You can stop using JSON. You’re unlikely to do so; JSON is extremely convenient (rich data types, no parsing). But if you had used XML, there might not have been a trivial way to snoop the documents.

5 Comments so far

  • Jeremiah Blatz

    April 2nd, 2007 3:03 pm

    Speaking of code injection, I learned today that one of the encoding types that flickr supports is php. As in, they give you a block of PHP code to execute and Good Things Happen(tm). JSON is bad enough, having a 3rd party (over plaintext http or non-certificate-verifying https, no less) hand you code to execute is madness.

    Really, parsing isn’t that hard.

  • Matt

    April 2nd, 2007 4:33 pm

    Dynamic languages are awesome. They’re also freakin’ scary for us security folks — I remember reading about Obj-C method swizzling for the first time, and thinking “Oh dear god…”.

    Maybe there’s a middle ground in language design, somewhere with (most of) the benefits of dynamism, but without fear-inducing “features” like being able to redefine the guts of the runtime. Not that I’ve given this idea any deep thought, though; am I completely out in left field with that suggestion? Or, better yet, has somebody already designed a language like that?

  • Thomas Ptacek

    April 2nd, 2007 5:02 pm

    Think of all the code written in C and PHP, and ask yourself whether people are going to pick a language because it is more or less secure.

    The problem with Javascript isn’t the language. It’s the setting. The idea of executing code controlled by hostile content in any programming environment is sort of insane.

  • Phil Groce

    April 2nd, 2007 5:12 pm

    As I understand what you’re saying, the vuln isn’t JSON’s fault, per se. If you’re hooking into an AJAX app that uses XML to move data around, you can still proxy the XMLHTTPRequest and get that nice, sensitive data from a DOM tree.

    That doesn’t make the rest of what you say any less true, but it sounds like you’re accusing JSON of being inherently insecure, when the problem is Javascript and how it’s deployed in the browser. It’s a very trusting (and trusted) language in a hostile environment.

    As an aside, I hope web developers are at least being told never to just eval JSON data. Just because you can doesn’t mean you should.

  • Thomas Ptacek

    April 2nd, 2007 5:25 pm

    It’s definitely NOT JSON’s fault. I personally don’t even think it has anything to do with AJAX.

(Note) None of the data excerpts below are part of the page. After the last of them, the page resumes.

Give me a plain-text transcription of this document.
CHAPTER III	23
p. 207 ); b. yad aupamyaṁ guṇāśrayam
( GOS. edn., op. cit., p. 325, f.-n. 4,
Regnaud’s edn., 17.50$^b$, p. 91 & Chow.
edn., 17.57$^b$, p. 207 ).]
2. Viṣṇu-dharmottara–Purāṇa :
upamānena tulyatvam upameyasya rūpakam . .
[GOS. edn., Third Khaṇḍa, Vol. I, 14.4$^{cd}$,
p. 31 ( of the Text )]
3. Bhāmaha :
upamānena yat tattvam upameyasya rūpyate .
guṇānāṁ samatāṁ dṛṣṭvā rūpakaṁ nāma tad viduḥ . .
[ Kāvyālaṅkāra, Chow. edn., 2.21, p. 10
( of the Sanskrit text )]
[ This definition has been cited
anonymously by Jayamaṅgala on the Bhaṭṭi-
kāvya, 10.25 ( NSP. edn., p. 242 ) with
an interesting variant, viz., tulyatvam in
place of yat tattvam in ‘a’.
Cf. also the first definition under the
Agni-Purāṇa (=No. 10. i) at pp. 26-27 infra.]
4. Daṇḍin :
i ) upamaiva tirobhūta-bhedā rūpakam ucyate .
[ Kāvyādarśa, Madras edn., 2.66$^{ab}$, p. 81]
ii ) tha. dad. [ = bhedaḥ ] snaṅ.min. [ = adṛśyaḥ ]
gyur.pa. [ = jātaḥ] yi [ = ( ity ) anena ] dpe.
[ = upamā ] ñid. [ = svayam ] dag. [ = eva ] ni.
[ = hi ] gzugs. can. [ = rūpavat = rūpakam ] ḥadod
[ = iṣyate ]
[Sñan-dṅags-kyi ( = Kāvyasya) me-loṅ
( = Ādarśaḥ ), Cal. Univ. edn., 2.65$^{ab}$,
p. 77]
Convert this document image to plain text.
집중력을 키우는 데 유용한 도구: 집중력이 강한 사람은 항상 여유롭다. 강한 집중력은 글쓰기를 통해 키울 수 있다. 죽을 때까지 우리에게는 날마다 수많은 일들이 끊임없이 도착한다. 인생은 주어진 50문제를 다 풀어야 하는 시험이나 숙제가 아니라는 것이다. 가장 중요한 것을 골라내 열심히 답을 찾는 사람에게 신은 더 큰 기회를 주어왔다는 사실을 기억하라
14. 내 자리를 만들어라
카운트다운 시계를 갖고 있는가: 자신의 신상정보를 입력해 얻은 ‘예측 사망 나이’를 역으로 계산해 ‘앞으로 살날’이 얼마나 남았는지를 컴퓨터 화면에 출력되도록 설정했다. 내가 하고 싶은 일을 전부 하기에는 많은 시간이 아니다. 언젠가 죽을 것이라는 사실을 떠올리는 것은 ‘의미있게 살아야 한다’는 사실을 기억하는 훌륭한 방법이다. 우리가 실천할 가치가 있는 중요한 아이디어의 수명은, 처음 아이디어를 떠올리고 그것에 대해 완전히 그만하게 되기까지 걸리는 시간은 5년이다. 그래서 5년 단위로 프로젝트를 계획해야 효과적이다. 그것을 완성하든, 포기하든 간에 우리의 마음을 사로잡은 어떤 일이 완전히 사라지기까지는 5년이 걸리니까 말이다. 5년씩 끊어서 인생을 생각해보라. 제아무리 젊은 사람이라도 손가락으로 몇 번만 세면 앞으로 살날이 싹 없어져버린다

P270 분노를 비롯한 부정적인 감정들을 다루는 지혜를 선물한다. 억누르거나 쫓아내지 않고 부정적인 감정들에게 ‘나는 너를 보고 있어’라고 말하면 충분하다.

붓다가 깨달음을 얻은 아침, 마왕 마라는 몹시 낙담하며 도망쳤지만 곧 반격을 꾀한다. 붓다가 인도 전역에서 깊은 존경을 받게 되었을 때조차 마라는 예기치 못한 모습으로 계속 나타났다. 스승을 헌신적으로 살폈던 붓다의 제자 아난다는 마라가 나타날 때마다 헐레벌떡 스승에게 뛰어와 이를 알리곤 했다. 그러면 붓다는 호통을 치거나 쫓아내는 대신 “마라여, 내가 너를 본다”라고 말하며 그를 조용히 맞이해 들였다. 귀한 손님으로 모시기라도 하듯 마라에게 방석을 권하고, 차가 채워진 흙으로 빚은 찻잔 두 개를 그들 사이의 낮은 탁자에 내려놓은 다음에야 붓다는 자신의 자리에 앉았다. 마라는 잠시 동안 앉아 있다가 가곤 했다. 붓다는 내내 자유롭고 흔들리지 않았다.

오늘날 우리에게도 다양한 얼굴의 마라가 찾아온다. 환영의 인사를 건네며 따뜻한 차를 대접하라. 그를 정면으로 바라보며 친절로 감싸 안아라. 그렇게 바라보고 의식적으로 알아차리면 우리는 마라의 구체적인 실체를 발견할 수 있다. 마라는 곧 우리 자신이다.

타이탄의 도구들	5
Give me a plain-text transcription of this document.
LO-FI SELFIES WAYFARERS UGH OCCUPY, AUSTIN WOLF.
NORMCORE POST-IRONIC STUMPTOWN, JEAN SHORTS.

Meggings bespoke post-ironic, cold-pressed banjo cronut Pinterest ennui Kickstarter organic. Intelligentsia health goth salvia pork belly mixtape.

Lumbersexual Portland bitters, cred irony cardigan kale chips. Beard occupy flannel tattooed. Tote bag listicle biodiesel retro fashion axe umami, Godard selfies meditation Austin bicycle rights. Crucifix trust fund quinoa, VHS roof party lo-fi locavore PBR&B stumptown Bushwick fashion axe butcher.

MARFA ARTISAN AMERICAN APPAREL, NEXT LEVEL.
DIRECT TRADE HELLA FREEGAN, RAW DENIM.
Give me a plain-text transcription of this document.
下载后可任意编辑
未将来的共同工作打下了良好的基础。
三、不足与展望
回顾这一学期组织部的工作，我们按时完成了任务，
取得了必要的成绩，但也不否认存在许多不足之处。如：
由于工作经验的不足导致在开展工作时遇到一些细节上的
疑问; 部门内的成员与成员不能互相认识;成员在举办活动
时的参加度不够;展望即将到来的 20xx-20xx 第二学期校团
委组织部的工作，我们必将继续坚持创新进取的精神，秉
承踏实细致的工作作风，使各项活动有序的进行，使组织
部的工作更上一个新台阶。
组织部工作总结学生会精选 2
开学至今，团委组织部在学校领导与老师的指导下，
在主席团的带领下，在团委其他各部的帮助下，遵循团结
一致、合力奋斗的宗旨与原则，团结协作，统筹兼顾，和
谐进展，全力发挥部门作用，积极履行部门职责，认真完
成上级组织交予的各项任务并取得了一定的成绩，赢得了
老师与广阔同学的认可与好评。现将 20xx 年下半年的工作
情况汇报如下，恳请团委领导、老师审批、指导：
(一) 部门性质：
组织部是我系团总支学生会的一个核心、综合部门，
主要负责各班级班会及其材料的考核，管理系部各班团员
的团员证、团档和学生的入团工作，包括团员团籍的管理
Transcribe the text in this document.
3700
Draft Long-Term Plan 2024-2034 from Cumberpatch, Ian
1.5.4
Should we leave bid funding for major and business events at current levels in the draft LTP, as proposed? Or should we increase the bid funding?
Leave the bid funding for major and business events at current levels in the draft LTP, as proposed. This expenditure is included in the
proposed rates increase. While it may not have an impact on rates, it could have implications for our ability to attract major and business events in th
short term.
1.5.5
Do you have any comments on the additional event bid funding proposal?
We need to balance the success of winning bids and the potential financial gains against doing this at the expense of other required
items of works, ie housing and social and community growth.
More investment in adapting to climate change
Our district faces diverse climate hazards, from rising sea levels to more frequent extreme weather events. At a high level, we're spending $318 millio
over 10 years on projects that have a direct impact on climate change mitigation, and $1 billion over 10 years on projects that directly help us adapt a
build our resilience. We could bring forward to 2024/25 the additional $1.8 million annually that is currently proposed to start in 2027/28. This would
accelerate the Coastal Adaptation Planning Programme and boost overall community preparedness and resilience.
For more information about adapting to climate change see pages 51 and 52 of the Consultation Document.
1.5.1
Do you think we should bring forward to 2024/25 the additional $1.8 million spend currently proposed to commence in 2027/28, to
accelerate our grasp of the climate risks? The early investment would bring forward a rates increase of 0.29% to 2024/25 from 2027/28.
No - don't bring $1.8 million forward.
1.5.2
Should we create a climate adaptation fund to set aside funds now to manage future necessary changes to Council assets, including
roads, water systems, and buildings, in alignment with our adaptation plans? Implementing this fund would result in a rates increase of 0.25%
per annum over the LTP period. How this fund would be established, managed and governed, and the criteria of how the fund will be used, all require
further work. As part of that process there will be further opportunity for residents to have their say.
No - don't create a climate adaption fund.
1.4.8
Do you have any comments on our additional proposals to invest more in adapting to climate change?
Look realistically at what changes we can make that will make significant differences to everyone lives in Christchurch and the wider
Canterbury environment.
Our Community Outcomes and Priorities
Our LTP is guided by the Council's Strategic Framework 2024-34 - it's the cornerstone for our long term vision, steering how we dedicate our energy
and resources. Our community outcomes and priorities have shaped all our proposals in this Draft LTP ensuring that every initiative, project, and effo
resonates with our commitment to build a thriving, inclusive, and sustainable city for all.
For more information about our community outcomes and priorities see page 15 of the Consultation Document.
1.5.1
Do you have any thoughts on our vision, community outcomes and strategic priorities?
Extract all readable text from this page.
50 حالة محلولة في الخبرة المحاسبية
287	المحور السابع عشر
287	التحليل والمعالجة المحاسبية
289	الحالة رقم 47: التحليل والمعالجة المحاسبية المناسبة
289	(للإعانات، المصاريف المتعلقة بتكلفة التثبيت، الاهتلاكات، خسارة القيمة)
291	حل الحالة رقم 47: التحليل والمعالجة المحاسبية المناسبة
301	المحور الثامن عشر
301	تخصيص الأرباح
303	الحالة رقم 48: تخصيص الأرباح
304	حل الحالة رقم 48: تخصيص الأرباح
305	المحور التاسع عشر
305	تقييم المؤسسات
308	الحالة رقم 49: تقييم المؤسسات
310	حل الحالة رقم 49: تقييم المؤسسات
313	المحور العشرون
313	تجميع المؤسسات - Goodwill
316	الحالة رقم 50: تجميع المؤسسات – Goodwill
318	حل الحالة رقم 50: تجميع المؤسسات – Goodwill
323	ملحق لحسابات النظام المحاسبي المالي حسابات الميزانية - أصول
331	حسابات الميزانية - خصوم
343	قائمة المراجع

    What’s happening here is this:

    There was a belief that XSRF attacks — follow a link and, without requiring confirmation, cause an action in a target application — only allowed you to “create”, “update”, or “delete”, but not “read”.

    It turns out there’s at least one major scenario in which that isn’t true: when the data you want to read is embedded in Javascript, you can hijack prototypes to get at it.

    However, if we never find a way to do something similar with XML, I’ll be surprised.

    XSRF-able UI actions shouldn’t provide sensitive data. If you audit your application for XSRF flaws, you’ve defeated this attack. Moreover, the well-known preexisting exploits for XSRF are actually worse than this attack. I think it’s much ado over not much, though I think Jeremiah’s attack is very clever.